ENGLISH 2310 FINAL
EXAM STUDY GUIDE
GRADY FALL
2013
A. Terms you should be able to identify (5 of 7; 20%):
felix culpa
carpe diem
uxoriousness
in medias res
epic simile
prevenient grace
Restoration
B. Passages you should be able to identify (6 of 8, roughly 36%)—they
will be drawn from Paradise Lost,
Books 1-5, 8-10, 12; Pope’s Rape of the
Lock; the poetry of Donne (“The Canonization,” “The Indifferent,” “The
Flea,” "A Valediction: Forbidding Mourning") and Marvell (“To His Coy Mistress); and sonnets by
Sidney, Spenser, and Shakespeare.
C. A surprise section worth 7-9 points!
D. One of the following essay questions will appear on
the exam (roughly
36%):
1. Compare
2. Epic poems are typically heroic
poems--think Beowulf--but although
Milton models Paradise Lost on the
epic poems of Homer and Vergil, his subject requires him to develop a different
account of heroism than that usually found in the epic tradition. What sort of actions does Milton portray as
heroic in Paradise Lost? What is his attitude toward the traditional
notion of heroic behavior described in other poems? Does Paradise
Lost even have a hero? Does it have more than one? (Note: not
questions to answer in sequence!)
3. Does it matter—is it
significant—that Milton gives Eve the last speech of Paradise Lost? If so, why? If not, why not?

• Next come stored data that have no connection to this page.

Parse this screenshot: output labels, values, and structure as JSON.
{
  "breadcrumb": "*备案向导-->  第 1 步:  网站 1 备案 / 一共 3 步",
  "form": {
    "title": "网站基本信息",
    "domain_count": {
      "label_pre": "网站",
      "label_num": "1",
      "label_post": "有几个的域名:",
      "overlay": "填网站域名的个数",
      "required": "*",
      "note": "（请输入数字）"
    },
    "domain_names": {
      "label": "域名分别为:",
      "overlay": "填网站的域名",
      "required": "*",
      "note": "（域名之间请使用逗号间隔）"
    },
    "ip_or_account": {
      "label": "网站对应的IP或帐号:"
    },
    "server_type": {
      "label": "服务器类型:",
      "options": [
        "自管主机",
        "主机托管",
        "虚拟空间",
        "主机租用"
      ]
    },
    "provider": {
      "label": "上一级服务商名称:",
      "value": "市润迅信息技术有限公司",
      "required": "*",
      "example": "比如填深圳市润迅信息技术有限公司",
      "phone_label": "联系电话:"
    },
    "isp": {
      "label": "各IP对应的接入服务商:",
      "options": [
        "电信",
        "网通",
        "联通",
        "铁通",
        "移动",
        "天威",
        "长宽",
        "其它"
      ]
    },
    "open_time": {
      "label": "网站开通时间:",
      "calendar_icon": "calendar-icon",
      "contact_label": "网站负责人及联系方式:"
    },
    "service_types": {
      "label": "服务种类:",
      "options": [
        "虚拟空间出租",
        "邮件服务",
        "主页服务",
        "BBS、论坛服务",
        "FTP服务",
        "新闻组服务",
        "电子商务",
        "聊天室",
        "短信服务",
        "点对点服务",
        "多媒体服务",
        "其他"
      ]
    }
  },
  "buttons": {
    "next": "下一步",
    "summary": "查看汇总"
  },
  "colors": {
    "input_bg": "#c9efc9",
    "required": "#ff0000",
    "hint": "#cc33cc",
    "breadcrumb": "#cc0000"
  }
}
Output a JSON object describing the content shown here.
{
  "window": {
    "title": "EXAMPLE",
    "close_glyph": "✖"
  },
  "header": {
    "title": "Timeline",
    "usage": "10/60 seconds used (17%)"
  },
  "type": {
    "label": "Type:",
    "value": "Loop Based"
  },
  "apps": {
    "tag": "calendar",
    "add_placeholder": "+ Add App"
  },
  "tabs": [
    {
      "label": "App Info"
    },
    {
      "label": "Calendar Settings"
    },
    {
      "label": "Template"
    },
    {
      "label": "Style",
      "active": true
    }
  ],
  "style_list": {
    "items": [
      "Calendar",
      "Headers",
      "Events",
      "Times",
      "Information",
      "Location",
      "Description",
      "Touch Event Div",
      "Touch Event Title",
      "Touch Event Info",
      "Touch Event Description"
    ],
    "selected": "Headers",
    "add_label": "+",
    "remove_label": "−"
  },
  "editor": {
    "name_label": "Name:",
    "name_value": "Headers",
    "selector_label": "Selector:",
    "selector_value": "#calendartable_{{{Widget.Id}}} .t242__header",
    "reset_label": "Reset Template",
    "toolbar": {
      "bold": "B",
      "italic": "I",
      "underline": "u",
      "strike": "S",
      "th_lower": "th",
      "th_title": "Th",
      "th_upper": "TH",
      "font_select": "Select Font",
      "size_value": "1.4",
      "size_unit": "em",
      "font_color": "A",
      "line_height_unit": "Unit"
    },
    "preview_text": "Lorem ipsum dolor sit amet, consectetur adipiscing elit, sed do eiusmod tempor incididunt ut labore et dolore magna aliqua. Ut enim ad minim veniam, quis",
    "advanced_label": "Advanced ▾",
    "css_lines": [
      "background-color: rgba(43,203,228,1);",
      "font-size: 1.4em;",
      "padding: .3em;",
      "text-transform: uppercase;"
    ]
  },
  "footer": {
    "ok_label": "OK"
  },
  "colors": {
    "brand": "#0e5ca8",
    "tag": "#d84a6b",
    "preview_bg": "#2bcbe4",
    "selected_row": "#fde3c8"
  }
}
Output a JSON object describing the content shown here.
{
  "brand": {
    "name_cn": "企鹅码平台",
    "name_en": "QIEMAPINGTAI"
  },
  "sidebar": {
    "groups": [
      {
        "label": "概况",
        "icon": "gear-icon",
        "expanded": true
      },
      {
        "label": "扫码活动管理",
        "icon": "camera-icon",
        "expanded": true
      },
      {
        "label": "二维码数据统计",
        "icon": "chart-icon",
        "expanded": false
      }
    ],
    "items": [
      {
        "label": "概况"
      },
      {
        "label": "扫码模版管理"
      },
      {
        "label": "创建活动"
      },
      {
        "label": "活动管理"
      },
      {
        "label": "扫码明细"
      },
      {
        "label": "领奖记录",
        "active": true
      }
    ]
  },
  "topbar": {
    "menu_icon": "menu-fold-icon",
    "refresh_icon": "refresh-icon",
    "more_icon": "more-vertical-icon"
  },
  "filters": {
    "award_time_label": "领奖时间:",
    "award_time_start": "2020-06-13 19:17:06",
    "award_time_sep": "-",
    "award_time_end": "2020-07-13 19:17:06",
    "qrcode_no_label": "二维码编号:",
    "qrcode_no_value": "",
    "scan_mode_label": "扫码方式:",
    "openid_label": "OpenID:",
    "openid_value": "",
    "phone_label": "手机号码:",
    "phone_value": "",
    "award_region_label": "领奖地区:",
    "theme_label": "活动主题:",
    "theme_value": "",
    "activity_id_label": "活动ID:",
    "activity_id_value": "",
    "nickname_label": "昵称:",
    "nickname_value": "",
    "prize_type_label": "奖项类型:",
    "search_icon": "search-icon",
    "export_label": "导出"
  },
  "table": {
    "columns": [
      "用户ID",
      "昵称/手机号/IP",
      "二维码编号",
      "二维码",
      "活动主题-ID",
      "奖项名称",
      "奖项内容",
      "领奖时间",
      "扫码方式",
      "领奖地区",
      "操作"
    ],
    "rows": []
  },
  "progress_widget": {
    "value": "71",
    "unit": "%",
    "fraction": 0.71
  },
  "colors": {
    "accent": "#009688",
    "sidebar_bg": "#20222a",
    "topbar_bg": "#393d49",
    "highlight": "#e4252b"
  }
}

4. Milton’s Eve and Pope’s Belinda
are both described as having a great deal of charm. Does this trait, and the others that they are
praised for, mean that they are presented for our admiration or imitation by
their respective poets? Or are Eve and
Belinda just two more instances in the long history of antifeminism in English
literature? (Or are they different from one another?)